Compared to this Anakite, the lady of the house must be called small. She was rotund, with a pretty face and the soft features one often sees in heavy-set mothers. She wore earrings made of precious gold. She parted her raven-black hair neatly in the middle; it shone like freshly poured asphalt. Like the matriarch she spoke only in the island dialect. Surrounding her were a number of girls — some gorgeous, some ugly — of various ages. All of them were giggling behind raised hands and skirt-hems, just like the adolescents back home. They whispered things to each other about us, whereupon Arsenio thundered at them to desist on the spot. His voice was so persuasive that even some of the dogs fled with their tails between their legs. “Get away now! Enough of this staring! Off to the hall! Go get some wine, sheep cheese, donkey curds, olives, butifarras , grapes, and paté for Madame! Right, Antonio? That’s what our guests deserve, arriving here this evening after such a busy day. From Germany and Switzerland, you say? My, my, a goodly portion of the world is assembled here at the tables of our golden island!”
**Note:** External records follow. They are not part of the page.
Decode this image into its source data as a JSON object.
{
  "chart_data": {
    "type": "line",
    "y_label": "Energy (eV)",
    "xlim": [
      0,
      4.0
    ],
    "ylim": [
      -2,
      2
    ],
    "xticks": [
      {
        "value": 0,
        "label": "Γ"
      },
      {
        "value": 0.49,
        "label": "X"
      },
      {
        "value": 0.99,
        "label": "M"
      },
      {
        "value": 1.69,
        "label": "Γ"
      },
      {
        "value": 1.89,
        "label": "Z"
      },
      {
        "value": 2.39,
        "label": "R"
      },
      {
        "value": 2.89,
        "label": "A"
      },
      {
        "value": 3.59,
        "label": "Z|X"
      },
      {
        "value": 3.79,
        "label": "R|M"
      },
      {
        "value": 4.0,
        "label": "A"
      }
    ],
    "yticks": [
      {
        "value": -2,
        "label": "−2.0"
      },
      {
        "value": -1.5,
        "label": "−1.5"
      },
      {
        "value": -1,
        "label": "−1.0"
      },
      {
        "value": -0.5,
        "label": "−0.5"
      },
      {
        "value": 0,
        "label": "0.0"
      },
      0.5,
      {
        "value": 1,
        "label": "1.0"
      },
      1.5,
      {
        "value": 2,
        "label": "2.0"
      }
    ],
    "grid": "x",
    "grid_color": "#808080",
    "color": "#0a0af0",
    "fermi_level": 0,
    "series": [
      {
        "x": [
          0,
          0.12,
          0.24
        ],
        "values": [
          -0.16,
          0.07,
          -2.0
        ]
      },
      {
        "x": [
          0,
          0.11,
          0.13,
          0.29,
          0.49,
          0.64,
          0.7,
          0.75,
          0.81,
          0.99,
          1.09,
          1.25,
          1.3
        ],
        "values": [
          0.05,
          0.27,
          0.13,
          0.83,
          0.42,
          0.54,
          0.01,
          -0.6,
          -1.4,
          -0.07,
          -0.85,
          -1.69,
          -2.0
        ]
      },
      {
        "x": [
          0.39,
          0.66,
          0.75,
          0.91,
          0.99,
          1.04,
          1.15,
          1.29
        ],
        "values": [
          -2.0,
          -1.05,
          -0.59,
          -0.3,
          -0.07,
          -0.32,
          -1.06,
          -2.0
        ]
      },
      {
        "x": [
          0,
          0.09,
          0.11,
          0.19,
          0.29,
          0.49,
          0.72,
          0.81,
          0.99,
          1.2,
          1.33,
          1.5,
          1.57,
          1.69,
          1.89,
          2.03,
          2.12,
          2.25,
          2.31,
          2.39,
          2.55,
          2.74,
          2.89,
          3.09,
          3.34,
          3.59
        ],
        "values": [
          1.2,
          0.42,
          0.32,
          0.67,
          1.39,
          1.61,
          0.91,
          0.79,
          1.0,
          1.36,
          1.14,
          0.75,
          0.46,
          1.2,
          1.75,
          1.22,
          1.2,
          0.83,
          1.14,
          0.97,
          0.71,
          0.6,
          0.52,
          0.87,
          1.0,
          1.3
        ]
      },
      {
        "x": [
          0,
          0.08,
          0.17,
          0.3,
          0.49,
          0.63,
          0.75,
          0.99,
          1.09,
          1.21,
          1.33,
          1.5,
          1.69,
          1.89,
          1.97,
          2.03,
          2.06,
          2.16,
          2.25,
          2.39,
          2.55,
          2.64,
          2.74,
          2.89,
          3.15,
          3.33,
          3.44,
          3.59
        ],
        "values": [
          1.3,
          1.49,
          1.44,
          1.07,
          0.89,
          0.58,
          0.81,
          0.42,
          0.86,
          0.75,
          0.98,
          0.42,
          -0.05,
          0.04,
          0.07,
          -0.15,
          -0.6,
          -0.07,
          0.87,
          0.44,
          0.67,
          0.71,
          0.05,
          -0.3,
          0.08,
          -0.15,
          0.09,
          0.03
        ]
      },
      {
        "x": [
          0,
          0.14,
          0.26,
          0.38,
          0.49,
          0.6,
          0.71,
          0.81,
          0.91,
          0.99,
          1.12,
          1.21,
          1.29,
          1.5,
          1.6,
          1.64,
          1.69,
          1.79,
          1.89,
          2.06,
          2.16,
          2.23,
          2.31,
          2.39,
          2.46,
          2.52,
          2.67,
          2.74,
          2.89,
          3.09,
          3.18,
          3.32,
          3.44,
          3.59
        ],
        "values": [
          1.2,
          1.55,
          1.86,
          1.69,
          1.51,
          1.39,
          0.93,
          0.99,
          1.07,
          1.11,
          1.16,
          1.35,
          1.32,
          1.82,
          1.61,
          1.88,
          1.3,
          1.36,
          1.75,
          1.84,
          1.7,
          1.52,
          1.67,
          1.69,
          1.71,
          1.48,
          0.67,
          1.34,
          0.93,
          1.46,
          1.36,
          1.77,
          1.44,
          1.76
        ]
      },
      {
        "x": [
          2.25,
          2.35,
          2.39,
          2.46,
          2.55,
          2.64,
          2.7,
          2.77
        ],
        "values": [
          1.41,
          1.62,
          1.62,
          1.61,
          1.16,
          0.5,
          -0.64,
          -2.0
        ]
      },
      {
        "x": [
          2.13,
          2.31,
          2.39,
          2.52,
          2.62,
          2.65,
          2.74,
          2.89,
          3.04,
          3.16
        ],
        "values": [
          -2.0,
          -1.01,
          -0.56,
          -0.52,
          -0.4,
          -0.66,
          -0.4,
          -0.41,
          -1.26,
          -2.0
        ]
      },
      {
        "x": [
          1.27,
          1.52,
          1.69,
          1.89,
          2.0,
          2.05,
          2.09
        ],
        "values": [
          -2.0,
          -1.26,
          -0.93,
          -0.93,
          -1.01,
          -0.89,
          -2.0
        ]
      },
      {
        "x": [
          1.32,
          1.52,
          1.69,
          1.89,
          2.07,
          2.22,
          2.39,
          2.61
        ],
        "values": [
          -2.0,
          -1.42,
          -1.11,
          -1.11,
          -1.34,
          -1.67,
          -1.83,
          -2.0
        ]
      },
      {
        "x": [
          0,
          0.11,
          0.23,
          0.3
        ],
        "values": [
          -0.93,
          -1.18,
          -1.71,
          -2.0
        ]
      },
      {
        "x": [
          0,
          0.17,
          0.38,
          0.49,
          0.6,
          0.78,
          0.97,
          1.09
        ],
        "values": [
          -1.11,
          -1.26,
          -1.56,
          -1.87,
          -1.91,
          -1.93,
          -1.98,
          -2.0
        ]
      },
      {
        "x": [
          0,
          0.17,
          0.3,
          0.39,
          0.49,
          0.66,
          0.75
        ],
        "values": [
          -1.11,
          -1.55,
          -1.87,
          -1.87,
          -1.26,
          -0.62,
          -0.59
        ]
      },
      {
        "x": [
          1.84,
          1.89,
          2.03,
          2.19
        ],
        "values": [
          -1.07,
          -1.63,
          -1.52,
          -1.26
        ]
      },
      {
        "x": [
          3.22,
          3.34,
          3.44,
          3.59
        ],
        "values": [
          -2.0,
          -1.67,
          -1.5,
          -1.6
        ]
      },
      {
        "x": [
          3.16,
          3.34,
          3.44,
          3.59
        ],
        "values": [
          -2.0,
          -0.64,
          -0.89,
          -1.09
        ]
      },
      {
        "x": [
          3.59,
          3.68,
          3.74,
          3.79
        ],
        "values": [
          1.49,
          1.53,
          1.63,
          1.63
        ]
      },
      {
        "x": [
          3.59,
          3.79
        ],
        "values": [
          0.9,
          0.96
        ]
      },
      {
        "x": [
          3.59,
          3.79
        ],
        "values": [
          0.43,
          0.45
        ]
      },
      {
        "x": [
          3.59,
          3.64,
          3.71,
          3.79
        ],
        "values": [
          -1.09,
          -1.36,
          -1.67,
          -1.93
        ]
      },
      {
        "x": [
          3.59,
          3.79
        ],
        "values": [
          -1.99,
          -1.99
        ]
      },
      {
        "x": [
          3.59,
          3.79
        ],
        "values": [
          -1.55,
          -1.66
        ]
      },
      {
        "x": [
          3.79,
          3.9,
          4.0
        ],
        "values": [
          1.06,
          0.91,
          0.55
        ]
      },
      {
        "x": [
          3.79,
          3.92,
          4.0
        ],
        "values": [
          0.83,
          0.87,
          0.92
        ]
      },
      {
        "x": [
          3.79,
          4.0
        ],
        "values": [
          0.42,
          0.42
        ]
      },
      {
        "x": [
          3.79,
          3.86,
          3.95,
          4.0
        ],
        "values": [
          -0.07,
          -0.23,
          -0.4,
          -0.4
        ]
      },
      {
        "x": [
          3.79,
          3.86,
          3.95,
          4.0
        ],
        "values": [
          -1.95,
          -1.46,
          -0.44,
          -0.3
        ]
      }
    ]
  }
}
Arsenio, like two of his older sons, spoke in marvelous Castilian, though at times they lapsed into Mallorcan, especially now that our almocrebe had joined us for a drink. The wine was good, an island vintage. What am I saying? It was the house product of our movie villain, who bottled several hundred liters annually. Beatrice took part in the conversation in my stead. The talk was about trivial matters, but the Spaniards got excited nonetheless. Arsenio wanted to know what the “outside world” thought of the end of the monarchy. We couldn’t tell him, because we had been too busy coping with our own decline and fall. No offense, and once again they talked about the weather. I was still unable to participate in any diplomatic pseudo-conversations, for my tongue would not obey, no matter how eagerly I might have wanted to contribute my profound thoughts about weather prognoses and the incompetence of every last forecaster, despite all their isobars and isobronts. The most I could add was a single speech-fragment that I tossed into the conversation, one that emerged as I let my thoughts hover around our own private weather forecast. In that realm the wind was still blowing from the direction of Armageddon — it was blowing the wrong way, Arsenio would say, and I would have to agree with him. To this very day, the wind refuses to blow as it should. The ravens are still squatting at the roadside, and the vultures are still circling in the air above.
This house, the proud landlord began in explanation, was known to everyone as the “Torre del Reloj,” the Clock Tower, named after an iron rod cemented at an angle into a wall and overgrown with grapevines. A century before, this rod had been the indicator of a sundial; as a child, the matriarch had read the passing hours on the tower wall. He, Arsenio, couldn’t recall the rusty metal pointer’s horological function. Earlier the settlement was called “Ca’n Costals,” but the true original name, the Giant told us, had dropped out of memory generations ago. As the place gradually deteriorated, local lore preserved the quainter designation — oddly enough, for if the sun had continued to tell the hours on the wall, no one would have thought to substitute “Clock Tower” for “Ca’n Costals.” People, he said, often ignore what is right in front of their eyes. But whether it was “Ca’n Costals” or “Torre del Reloj,” he assured us that the house, in accordance with the ancient Spanish tradition of hospitality, was now our house too.